61 P.2d 1028 | Colo. | 1936
PLAINTIFF in error is hereinafter referred to as the company, defendants in error as defendants, and one William E. Brazier as Brazier.
The company sued defendants as sureties on its contract with Brazier. Verdict and judgment were for defendants and the company brings error, contending, inter alia, that two instructions given were erroneous; two refused should have been given; and that the verdict was contrary to the evidence.

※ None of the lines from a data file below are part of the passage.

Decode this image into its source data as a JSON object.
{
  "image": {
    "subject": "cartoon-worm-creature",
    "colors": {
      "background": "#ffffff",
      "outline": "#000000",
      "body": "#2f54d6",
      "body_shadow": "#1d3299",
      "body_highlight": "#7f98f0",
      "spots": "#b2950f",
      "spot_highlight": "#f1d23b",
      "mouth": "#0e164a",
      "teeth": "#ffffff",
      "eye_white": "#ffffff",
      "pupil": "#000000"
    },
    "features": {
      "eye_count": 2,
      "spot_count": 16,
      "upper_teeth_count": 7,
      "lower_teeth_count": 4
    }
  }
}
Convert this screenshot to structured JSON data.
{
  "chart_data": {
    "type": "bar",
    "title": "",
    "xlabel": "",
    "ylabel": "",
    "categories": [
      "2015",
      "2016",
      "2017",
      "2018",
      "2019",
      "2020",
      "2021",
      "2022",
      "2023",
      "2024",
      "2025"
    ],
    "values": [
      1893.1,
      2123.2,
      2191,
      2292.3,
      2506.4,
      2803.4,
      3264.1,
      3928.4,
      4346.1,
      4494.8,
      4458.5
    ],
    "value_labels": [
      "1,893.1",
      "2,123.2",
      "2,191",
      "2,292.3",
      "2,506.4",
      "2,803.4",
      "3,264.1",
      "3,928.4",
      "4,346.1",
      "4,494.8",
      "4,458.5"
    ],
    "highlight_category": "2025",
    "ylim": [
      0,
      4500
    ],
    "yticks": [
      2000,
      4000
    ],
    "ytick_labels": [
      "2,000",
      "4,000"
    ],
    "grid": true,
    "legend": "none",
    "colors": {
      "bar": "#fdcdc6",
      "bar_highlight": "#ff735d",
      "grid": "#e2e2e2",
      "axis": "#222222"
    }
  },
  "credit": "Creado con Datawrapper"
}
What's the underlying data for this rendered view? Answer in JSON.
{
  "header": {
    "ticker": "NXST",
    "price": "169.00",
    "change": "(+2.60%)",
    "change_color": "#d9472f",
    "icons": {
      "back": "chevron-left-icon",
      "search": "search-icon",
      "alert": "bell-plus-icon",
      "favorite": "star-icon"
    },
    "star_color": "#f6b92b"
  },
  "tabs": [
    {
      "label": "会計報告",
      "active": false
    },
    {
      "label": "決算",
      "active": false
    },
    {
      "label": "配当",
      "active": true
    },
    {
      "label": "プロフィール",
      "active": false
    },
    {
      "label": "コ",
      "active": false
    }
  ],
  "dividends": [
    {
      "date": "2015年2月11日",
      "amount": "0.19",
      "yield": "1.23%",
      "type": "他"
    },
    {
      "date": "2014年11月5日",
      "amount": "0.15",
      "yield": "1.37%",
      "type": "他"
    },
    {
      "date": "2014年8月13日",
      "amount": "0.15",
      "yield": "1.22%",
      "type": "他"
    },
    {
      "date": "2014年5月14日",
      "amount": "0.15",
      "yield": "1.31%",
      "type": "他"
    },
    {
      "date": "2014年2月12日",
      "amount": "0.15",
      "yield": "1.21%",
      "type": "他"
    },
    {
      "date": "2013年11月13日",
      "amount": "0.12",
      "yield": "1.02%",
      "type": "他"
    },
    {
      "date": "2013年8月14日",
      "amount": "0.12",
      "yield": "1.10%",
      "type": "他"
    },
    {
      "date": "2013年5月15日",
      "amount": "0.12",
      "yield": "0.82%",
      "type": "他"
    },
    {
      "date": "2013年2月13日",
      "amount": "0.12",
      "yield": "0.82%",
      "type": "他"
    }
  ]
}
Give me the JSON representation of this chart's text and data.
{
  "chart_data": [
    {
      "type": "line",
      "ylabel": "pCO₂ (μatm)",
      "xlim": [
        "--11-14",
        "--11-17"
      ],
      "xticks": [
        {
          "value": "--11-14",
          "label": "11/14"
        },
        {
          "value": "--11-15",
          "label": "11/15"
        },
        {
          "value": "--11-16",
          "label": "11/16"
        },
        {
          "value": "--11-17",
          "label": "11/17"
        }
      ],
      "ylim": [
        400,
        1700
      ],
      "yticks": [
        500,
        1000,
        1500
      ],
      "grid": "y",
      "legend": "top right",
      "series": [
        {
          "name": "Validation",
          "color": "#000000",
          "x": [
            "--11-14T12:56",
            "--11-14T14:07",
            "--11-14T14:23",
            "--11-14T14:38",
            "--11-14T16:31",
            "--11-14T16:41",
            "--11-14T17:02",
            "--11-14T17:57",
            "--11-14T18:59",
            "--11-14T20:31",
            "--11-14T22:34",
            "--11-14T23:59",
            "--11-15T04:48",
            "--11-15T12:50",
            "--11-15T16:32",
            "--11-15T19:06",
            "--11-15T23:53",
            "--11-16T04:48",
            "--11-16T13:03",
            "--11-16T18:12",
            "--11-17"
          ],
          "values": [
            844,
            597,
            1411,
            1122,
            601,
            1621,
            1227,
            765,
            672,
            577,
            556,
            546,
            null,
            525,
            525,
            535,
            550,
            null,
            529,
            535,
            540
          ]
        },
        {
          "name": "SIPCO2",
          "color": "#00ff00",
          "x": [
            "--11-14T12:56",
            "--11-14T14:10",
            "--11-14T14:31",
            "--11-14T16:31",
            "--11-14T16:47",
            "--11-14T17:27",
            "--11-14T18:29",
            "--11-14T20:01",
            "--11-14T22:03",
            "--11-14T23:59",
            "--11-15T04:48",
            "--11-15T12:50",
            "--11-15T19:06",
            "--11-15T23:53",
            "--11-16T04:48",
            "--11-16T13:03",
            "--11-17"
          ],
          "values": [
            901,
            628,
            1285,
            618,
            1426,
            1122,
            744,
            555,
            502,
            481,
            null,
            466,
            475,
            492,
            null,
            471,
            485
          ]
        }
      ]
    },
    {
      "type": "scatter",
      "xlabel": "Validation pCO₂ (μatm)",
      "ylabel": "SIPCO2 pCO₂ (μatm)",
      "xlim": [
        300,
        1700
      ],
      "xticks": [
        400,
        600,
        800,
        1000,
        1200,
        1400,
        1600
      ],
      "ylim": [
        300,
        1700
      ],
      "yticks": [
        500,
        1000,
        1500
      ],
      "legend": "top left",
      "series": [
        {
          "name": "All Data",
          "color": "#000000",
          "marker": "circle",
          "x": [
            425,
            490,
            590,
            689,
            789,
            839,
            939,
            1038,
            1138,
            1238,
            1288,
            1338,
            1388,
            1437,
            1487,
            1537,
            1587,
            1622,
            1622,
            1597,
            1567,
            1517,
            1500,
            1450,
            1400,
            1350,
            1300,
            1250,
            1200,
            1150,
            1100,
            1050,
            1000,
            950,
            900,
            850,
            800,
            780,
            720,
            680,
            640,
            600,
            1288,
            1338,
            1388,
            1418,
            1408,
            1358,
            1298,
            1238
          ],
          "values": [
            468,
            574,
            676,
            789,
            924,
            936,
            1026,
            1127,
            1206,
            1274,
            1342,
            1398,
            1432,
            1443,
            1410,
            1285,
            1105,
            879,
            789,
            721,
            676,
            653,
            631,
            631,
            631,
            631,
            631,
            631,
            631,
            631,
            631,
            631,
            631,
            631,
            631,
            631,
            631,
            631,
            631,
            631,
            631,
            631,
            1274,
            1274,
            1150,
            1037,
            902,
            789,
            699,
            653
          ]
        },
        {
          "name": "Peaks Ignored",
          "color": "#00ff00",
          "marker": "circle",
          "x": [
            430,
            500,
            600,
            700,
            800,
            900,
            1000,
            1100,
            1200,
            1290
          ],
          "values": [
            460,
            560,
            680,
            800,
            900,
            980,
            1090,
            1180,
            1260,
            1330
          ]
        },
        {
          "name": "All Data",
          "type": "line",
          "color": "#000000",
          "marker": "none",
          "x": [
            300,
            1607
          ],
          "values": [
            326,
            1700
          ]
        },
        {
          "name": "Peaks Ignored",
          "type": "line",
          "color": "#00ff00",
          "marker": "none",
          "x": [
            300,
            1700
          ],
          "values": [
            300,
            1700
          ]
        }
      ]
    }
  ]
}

The company contracted to sell its products to Brazier, who agreed to pay therefor and also to pay balance due "under any and all former contracts." In consideration of the company's acceptance of this contract "or * * * extending further credit" defendants guaranteed payments thereunder, also "agree to assume and pay any and all prior indebtedness that may be due and owing said seller [the company] on the date of the acceptance of this contract * * * for any and all goods, wares and merchandise previously sold to said buyer [Brazier] under and by virtue of any and all prior contracts." It was further stipulated "that the credit liability of this contract shall not exceed $1,400." This was the third contract of a series, identical save as to date and the $1,400 limitation, each succeeding one being a renewal of the preceding. When the last was accepted, January 3, 1933, Brazier's indebtedness under the former was $1,388. When suit was instituted, October 2, 1933, the balance due and sued for was $1,381.12. A bill of particulars was demanded and furnished in which the first item was dated May 20, 1931, and the last April 25, 1933. Debits in 1933 appear as of date January 11, 18 and 25, March 2, and April 6 and 25; credits January 10, 18 and 19, March 21, and April 5 and 25.
By instruction No. 1, requested and refused, the jurors were told that defendants were liable for the amount due from Brazier at the time the contract was executed, plus goods sold thereafter, less payments. No instruction given stated the substance of this. *278
By instruction No. 3, given, the jurors were told that if the contract was entered into, and based upon a "valid consideration" which was "carried out" their verdict should be for the company for $1,381.12. This was objected to as defective in that it failed to state that surrender of prior contracts constituted such consideration.
[1] The construction of this contract was left to the jury. It was for the court. Bauer v. Goldman,
[2] A preexisting liability is a good consideration for a new promise; 13 C. J., p. 362, § 228. Also, benefit to third person, Id., p. 325, § 164. Consideration need not be in writing. It may be proved by parol or inferred Id., p. 367, § 240.
[3] A written instrument purports a consideration.Grand Valley Irr. Co. v. Lesher,
[4, 5] The preceding contract, for which this was substituted and under which defendants' liability was slightly in excess of the amount here claimed, was ample consideration. Being for the same debt both could not stand. Goods furnished after this was executed constituted credit extended under it. That since its date more than their value was paid did not alter the situation. The facts are established by the evidence and uncontradicted. There was nothing to go to the jury. In any event instruction No. 3, given, should have been modified as requested, and instruction No. 1, refused, should have been given.
The judgment is reversed and the cause remanded with directions to enter judgment for the company in conformity herewith.